Un día de cada siete, remonta sudoroso y resoplante el cartero la cuesta del camino que trae hasta mi casa. Sube de espaldas, deja caer hacia atrás el corpachón rechoncho –que a duras penas encuentra acomodo en el uniforme– y así arrastra a contrapeso la saca rebosante.



"¿De dónde saldrán semejantes cargamentos?", refunfuña exhausto. Es ya el octavo repartidor en lo que llevo viviendo en lo alto del repecho. De todos, sólo el sexto efectuaba las entregas con naturalidad y sin quejidos. Claro que tenía un temperamento jovial, buena forma física e ingenio. Con cuerda de amarre y rueditas giratorias, de esas que igual van hacia delante que en diagonal o de costado, inventó un sencillo dispositivo que acoplaba al bolsón para subírmelo sin demasiado esfuerzo. Cuando me anunció que era su última visita porque lo destinaban a una plaza mejor, aceptó un café y una rebanada de pan con miel para celebrarlo. Me alegré con él, aunque echo de menos su presencia benéfica de persona que disuelve los inconvenientes, suaviza las aristas y templa las amarguras que le salen al paso. Ya he dejado constancia en otras ocasiones del rechazo que me produce la máscara de mártir, sufridor y penitente, esa que goza de tanto predicamento y que no hace sino envenenar la vida a quien la viste y a quienes se le acercan.

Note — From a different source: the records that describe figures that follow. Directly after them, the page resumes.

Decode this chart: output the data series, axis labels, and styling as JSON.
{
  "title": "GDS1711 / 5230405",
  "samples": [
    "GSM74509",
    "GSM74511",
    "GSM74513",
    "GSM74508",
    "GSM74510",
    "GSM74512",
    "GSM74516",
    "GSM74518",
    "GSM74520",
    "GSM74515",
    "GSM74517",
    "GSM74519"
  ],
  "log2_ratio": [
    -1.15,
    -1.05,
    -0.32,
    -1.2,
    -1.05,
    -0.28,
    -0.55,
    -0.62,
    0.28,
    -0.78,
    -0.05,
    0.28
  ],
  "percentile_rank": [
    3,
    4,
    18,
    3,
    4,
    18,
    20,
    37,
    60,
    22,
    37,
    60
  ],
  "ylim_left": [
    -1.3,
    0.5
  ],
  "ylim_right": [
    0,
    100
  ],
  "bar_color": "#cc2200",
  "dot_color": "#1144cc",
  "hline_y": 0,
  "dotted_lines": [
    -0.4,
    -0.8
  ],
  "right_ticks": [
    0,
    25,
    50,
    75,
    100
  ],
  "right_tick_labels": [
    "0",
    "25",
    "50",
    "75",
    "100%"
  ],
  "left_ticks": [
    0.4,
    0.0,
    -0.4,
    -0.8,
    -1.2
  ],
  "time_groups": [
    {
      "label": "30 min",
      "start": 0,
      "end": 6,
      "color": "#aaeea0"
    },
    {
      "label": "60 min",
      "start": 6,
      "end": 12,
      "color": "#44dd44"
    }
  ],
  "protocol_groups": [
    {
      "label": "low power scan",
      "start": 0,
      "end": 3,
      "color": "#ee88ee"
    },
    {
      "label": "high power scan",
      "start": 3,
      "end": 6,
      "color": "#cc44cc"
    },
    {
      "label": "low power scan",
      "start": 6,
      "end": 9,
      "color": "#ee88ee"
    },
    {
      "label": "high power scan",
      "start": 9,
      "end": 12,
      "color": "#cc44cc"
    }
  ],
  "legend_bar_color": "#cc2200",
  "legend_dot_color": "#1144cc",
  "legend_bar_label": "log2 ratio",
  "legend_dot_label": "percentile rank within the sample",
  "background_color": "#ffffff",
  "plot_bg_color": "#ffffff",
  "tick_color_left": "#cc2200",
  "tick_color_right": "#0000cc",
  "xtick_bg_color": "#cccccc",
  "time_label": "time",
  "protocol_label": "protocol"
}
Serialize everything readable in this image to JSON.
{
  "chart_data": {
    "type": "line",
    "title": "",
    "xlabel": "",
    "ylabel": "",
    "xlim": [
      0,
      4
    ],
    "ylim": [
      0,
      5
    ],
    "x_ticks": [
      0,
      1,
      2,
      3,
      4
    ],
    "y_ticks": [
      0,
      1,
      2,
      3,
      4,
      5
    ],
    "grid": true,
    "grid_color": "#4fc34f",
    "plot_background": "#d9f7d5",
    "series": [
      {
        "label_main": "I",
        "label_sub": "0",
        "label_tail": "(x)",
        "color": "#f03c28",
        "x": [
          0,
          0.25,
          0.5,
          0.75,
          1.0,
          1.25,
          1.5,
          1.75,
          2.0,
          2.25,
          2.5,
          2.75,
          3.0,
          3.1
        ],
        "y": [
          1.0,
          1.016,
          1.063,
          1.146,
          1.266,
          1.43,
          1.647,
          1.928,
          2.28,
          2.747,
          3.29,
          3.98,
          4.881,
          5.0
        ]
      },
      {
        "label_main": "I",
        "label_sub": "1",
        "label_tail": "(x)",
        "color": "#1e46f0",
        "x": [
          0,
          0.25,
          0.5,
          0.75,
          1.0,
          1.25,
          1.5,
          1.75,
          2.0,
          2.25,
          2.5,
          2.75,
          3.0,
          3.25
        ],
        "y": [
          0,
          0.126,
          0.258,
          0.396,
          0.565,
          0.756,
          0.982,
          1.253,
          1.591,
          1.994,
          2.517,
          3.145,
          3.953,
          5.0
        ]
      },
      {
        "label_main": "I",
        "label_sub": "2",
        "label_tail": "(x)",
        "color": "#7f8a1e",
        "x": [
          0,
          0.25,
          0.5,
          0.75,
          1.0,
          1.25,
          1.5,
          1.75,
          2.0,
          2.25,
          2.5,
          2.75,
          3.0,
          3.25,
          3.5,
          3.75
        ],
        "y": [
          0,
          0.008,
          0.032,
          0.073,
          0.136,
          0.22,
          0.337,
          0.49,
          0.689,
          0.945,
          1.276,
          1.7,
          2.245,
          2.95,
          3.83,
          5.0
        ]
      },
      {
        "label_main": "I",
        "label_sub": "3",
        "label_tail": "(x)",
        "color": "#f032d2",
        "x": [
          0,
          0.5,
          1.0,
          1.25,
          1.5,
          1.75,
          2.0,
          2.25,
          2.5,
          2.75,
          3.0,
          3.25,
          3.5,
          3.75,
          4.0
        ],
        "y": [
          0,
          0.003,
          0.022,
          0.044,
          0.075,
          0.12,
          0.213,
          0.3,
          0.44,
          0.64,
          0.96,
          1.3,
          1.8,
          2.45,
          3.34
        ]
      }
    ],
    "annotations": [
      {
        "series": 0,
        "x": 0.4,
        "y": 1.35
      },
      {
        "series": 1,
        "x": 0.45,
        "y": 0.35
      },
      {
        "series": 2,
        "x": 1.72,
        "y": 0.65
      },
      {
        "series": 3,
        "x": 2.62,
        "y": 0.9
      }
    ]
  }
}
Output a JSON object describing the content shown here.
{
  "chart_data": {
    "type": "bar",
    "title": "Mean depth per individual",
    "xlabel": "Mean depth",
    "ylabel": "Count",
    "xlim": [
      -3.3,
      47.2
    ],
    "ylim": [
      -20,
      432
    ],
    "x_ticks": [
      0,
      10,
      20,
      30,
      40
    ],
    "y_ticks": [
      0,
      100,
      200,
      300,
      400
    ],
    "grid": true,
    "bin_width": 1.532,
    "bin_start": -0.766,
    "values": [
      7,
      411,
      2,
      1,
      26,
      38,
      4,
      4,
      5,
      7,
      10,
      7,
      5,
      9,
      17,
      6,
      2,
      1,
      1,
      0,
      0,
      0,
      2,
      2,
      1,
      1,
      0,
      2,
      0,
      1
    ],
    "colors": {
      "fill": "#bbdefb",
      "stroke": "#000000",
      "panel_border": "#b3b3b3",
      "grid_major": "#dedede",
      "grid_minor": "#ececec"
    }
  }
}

Las remesas que el cartero maldice, que para él no son más que rabia y desgracia al peso, vienen repletas de alegría, curiosidad y generosa sorpresa: se trata de los envíos espontáneos que recibo de ustedes, mis queridos lectoras y lectores. Cartas apasionantes unas afectuosas, otras sesudas– que inauguran correspondencias pausadas y quizá duraderas. Postales coloridas con preguntas brevísimas en letra desparramada, o con poemas y juegos de palabras en caligrafía apretadita y esmerada. Papelitos para mis collages acompañados de buenos deseos. Anécdotas desconcertantes cuyo protagonista querría que yo las relatase aquí, adornándolas un poquito si es posible. Las cajitas contienen obsequios imprevistos y deliciosos: pigmentos en polvo, cuentas de cristal tallado, especias, semillas, incienso, estatuillas pintadas, la llave de una casa donde ir a escribir, caracolas, plumillas, pepitas de oro... Y los paquetes: una alfombra tejida a mano; tres quesos y seis tarros de mermelada de naranja, higo y mora; una escultura de madera de pino; una pareja de butacas de lectura de distinto color, que a veces se pelean porque discrepan sobre ciertos autores; cien ovillos de lana gruesa para agujas del número 12; libros, libros, libros, libros, libros...

Vayan aquí mi agradecimiento a la infinita prodigalidad de ustedes, mis condolencias a los siete carteros gimientes y mi respuesta a una de las preguntas que he recibido recientemente: 

"Señora Pepa: 
¿cómo distingue usted a tiempo cuál es la mejor decisión posible en una situación peliaguda?"

Ah, querida amiga, con gusto le desvelaré mi método infalible, aunque me temo que es más bien poco probable que le sirva a usted de mucho. Reconozco –y descarto enseguidalas opciones erradas: me erizan la barba. Ya ve, una rara y útil interacción entre intuición femenina y folículos pilosos. Tan simple como eso.